Si la demande est repartie fin décembre dans le sillage des bons chiffres de l'index PMI, l'indice manufacturier chinois, les prix "ne devraient pas rebondir vers les 1500 $ l'once à court terme" assure Iaan Myburgh, analyste industrie minière pour le cabinet Venmyn Deloitte.
Aujourd'hui, alors que l'AMCU, le syndicat fraîchement majoritaire dans les mines de platine, demande un doublement des salaires, le secteur se demande pour combien de temps encore du platine sortira d'Afrique du sud. Depuis 2009, le rendement des capitaux investis dans la mine stagne autour de 9%, contre près de 33% sur la décennie précédente. Selon la Chambre des mines d'Afrique du sud, 45% de la production est soit à l'équilibre, soit en perte au prix actuellement. Malgré tout, il est probable que la production ne s'arrête pas tout de suite, car l'Afrique du sud est irremplaçable.
Un coffre-fort de platinoïdes
Afin de faire baisser ses coûts de production, Anglo American a fermé fin 2013 près de 10% de ses capacités de production dans la région de Rustenburg et de Pilanesburg.
Le minier anglo saxon espère pouvoir compenser cette fermeture en renforçant son site de Mogalakwena, moins cher car à ciel ouvert. Pourtant l'opération devrait être nulle en termes de production pour l'Afrique du Sud, puisque le site est également en Afrique du Sud.

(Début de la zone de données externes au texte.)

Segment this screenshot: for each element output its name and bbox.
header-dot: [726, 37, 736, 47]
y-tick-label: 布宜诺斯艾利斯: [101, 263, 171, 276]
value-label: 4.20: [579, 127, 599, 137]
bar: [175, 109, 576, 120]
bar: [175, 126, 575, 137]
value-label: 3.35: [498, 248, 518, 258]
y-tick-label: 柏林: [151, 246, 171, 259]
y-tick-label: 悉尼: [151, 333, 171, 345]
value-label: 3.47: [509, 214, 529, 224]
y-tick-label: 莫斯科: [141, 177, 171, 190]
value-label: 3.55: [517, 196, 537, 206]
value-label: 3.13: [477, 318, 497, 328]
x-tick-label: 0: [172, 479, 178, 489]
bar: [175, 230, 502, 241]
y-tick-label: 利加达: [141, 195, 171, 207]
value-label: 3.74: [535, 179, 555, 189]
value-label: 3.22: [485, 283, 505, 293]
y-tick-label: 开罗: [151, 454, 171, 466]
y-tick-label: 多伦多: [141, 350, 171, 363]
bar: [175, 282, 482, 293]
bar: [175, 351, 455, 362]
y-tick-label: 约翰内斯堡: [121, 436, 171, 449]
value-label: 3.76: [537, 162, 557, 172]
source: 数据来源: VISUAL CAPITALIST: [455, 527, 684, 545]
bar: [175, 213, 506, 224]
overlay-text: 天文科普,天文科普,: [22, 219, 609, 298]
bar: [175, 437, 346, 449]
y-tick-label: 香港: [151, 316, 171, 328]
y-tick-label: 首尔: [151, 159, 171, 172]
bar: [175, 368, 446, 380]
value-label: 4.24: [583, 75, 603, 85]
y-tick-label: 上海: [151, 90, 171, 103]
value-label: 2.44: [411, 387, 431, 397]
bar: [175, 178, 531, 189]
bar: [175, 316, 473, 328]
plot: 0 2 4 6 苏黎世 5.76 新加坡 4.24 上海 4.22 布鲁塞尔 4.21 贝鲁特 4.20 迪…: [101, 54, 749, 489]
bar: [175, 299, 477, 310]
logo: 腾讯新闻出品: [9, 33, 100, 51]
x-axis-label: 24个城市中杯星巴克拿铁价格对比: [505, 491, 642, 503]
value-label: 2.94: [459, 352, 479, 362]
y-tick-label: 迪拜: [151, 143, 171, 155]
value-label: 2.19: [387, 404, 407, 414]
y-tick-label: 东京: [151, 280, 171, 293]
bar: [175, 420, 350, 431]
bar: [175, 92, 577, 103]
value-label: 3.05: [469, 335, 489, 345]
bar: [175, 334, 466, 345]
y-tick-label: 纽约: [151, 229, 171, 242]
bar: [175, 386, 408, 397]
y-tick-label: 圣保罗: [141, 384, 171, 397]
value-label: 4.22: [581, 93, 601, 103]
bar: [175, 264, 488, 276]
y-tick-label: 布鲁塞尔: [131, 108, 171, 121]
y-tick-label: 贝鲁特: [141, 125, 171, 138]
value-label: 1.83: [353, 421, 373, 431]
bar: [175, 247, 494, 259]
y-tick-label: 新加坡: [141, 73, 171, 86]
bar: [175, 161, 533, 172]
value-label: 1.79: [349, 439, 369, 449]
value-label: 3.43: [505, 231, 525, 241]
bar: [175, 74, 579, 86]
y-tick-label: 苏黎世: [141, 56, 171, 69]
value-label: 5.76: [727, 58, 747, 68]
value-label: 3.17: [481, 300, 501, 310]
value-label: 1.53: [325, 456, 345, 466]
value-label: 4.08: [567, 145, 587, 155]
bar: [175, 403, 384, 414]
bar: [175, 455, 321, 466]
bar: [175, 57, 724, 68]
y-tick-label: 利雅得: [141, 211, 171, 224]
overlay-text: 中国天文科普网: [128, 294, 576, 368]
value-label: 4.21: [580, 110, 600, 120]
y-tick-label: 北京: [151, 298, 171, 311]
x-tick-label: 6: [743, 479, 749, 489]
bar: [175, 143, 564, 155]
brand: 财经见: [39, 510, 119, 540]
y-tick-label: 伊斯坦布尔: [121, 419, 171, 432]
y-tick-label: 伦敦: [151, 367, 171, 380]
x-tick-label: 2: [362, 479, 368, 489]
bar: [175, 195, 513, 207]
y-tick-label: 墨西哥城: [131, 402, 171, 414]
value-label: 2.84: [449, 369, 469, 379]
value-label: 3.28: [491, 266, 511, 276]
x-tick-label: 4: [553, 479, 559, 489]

Le pays possède près de 95% des réserves en platinoïde dans le monde. Si le pays ne produit "que" 40% de la production de palladium notamment, l'essoufflement de l'offre russe dans les années à venir devrait renforcer la place du pays sur le marché mondial.
Contrairement à tous les autres pays miniers, l'Afrique du Sud est réellement indispensable. Les dirigeants d'Amplats ou de Lonmin doivent se préparer à subir de nombreux maux de têtes en Afrique du sud pendant de longues années.